When I think of examples of true obedience in the Bible, they span across all generations, and there is one simple theme: A genuine love of God. God calls, His people hear His voice, and they show up. It is simply responding to God's call.
Showing up, as the wisdom of Woody Allen declares, is 88 percent of life. In God's Kingdom, showing up is 100 percent of life. This is pretty much all God requires of us, particularly in this Church Age where we have the revealed Christ and a path of grace to heaven.
When I think of my own disobedience, I think of my daily faults of not showing up: not showing up for prayer, not showing up to read or hear His word, not showing up (with a heart of thankfulness) every time God's providence leads me to His waters, not showing up when God has work for me to do.
I do not think of my disobedience in terms of my fleshly sin, because the sin of my flesh is a merely reflection of what's already going on in my heart.

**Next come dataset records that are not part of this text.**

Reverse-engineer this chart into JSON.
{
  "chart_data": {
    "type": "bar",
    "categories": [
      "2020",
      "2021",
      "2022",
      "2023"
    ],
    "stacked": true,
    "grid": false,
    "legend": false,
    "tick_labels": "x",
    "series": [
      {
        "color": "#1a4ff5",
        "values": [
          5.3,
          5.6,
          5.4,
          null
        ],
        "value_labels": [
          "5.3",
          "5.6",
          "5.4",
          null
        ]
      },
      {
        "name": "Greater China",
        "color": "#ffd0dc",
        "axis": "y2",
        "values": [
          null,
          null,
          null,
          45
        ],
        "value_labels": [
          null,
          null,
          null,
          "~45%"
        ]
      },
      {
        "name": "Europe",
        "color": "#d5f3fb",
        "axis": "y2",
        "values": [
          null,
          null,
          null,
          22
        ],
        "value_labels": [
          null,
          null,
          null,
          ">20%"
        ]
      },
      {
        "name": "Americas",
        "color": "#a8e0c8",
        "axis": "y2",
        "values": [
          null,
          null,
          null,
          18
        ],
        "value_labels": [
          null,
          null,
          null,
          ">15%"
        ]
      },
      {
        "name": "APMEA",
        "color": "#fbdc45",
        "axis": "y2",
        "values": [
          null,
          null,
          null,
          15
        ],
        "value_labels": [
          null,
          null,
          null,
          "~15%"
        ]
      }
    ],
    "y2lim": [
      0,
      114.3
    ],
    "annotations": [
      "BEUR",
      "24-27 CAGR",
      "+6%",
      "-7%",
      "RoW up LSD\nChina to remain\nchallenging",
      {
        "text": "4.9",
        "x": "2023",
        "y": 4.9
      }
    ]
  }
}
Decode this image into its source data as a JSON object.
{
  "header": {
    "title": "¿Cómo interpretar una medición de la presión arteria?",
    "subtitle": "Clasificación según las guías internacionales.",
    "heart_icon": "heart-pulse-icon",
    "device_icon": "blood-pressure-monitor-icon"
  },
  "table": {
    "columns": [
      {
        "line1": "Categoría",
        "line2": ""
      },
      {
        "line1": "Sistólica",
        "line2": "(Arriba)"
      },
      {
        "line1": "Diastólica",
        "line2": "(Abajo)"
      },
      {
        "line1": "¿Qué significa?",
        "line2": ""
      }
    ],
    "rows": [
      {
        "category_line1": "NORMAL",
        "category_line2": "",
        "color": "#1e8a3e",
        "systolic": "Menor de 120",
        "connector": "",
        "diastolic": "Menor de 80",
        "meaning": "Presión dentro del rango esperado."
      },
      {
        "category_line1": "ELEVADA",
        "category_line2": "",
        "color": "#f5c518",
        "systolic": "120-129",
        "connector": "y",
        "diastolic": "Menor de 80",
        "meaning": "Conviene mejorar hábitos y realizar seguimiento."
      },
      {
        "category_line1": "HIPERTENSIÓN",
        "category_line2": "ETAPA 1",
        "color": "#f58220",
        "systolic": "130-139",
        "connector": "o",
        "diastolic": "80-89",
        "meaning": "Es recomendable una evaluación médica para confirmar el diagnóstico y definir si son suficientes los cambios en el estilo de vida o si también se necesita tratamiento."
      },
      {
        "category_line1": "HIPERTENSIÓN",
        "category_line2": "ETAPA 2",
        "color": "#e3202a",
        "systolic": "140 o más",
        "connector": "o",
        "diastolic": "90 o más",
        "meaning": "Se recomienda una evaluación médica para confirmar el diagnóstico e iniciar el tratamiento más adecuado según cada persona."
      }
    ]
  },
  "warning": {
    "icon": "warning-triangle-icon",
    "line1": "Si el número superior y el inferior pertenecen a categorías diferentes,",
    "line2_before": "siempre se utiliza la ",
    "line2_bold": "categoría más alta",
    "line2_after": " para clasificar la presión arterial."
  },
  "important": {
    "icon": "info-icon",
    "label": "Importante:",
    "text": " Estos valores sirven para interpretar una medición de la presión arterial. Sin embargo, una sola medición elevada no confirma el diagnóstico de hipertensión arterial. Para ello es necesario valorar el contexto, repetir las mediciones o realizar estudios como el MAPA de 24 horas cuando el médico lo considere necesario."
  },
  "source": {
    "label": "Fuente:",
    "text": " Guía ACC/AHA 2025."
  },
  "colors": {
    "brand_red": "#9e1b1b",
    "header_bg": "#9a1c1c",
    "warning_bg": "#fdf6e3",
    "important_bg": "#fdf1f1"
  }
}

Fleshly sin should come as no surprise to me because my heart has already decided not to show up at the feet of God when I awake in the morning.
But freedom from fleshly sin is easy to come by. The Spirit convicts me and turns my heart repentant. The bigger problem is the closed eyes of my heart, that darkness that has lurked in me since I took my first breath in this world.
So here we begin to see a better picture of my spiritual immaturity, which is an element of taking license with God's grace. Grace is my only path to heaven, but if my heart is not intent on obeying His commands, I am dishonoring Christ's sacrifice.
There is no easy path to Godly obedience, because nothing of God's nature is natural to man. Sometimes we might imitate it, but the kind of obedience God requires comes first from a heart that longs for God's perfect rule in our lives, that daily kneeling at the foot of the throne declaring He is the Lord of our lives. It is the difference between taking what God has given us freely and giving to God because we desire to please Him.